Um breve comentário sobre Jones Manoel

Vou contar um segredo para vocês : quando a gente critica alguém ou algo, é porque nos toca de alguma forma. Isso acontece comigo no Jones, como acontece com o Lula e quando ele critica o Lula. Trazer o fantasma do Brizola e do Darcy Ribeiro, tem uma certa função política e retórica no que Jones faz.

É fato que a esquerda brasileira tem dificuldade imensa em ter penetração de massa. Por uma série de razões que não vamos discutir aqui, no momento atual o que mais complica qualquer organização é a ordenação política neoliberal, que dificulta até mesmo coisas mais elementares, como uma coesão mínima dos movimentos, como cooptação de espaços de militância e pautas políticas, etc.

Então o Brasil acaba por reproduzir bastante da lógica liberal de ficar procurando grandes líderes, grandes homens, de dar muita fama para uma pessoa ao ponto da adoração religiosa. Não tem exemplo melhor disso que grupos de KPOP, por instância. É um nível de adoração que imita a adoração cristã em Deus.

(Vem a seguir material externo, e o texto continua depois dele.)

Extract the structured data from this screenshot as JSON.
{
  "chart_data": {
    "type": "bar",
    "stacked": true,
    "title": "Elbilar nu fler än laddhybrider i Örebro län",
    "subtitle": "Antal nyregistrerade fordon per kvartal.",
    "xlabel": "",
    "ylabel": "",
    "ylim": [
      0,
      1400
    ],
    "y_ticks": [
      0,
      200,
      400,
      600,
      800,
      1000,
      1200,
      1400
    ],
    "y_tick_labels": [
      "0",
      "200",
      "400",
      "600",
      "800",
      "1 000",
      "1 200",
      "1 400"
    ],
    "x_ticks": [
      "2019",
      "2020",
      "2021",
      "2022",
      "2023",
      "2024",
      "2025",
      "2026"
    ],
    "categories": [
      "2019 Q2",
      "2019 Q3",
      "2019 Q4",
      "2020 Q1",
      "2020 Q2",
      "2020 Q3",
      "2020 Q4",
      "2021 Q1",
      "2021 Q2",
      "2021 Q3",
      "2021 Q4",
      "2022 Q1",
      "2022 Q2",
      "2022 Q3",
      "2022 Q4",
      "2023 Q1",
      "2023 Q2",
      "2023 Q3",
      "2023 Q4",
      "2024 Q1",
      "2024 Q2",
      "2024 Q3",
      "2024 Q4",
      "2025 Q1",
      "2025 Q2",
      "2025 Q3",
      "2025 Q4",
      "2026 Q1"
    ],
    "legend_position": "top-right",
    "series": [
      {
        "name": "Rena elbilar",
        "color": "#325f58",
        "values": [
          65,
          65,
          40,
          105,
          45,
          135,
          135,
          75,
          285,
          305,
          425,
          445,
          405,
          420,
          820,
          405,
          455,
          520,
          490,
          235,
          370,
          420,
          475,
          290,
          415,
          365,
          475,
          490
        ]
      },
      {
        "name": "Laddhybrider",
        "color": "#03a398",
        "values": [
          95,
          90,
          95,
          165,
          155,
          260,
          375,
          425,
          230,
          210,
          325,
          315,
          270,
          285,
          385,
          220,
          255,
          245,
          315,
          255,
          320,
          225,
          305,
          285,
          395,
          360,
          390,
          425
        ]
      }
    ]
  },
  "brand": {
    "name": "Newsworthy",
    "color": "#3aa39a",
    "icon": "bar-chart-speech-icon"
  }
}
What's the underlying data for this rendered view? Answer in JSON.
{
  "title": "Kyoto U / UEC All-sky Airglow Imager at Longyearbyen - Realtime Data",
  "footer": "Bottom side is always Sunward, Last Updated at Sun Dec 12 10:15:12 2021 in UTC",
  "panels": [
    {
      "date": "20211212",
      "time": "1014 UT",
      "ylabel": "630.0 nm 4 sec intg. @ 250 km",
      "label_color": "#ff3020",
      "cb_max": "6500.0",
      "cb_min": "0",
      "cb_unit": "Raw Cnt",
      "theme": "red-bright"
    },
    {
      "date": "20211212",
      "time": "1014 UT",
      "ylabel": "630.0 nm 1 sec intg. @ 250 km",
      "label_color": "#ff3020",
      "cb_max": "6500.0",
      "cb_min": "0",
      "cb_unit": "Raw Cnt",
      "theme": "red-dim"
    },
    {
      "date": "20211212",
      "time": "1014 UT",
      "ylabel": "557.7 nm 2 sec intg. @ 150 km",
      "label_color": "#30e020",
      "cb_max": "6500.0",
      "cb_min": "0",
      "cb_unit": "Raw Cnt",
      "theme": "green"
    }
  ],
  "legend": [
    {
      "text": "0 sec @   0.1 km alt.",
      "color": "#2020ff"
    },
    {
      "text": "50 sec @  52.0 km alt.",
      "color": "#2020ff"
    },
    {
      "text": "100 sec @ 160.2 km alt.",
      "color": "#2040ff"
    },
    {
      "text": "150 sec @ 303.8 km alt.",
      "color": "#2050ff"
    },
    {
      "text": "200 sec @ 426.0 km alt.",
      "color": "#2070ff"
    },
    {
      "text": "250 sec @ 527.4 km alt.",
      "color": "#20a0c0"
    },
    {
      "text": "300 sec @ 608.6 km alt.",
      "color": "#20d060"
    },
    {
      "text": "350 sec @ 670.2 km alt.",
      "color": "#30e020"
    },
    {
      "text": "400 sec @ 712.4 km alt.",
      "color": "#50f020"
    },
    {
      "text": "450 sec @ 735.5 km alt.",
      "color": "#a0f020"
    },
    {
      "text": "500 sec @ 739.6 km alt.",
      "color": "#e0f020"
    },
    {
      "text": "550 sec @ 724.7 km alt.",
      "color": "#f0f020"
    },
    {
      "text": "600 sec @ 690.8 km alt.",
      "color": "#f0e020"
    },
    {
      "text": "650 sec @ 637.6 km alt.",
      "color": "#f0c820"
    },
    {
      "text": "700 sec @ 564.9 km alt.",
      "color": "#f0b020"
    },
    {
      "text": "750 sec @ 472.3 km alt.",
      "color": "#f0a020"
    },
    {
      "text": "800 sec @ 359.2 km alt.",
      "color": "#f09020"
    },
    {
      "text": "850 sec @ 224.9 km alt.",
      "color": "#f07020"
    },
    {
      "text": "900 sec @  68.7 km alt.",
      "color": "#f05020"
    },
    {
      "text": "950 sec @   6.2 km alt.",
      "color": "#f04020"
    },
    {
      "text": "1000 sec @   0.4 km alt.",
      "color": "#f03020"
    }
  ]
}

Na política, você acaba por personificar muito as coisas. “Ah mas na URSS e na China” - sim, mas note que isso acontece mesmo lá por conta do passado liberal/feudal desses países. Não se constrói o socialismo sob o nada, muitos reflexos da sociedade capitalista permanecem e precisam ser feitas políticas para mudar esse tipo de coisa.

É preciso uma educação, etc. Nós não estamos numa sociedade socialista, não sei se você percebeu, então não vamos resolver esse tipo de traço cultural magicamente com críticas vazias ao personalismo. Assumir que existe isso e assumir que isso tem uma função política é importante para gente entender os problemas dessa tática.

O grande problema do personalismo é a individualização da política. Lula, por exemplo, não é um Deus, para que o que ele pensa e deseja fazer se faça real, ele precisa de uma organização social política para que isso aconteça. Às vezes, o próprio Lula esquece que as palavras não são mágicas e não criam as coisas do nada, para fazer uma palavra valer, é preciso fazer as coisas e ter quem faça as coisas. Adianta falar mal da austeridade com Haddad como ministro ?

E quando a gente olha para a figura de Brizola, Darcy, Lula e na mesma baila Jones, o grande problema de cada uma dessas figuras é exatamente o elemento de acreditar que falar coisas, por si só, é capaz de realizar uma mudança no mundo.

Nesse sentido, você vê claramente a influência, direta ou indireta de Leon Trotsky. Esqueçam essa conversa mole que Trotsky era um democrata americano, que ele queria fazer um socialismo com liberdade, etc, etc. Isso tem muito cara de propaganda ocidental para cooptar um movimento contra as experiências socialistas. Quer saber como ele pensava ? Leia os textos, simples assim.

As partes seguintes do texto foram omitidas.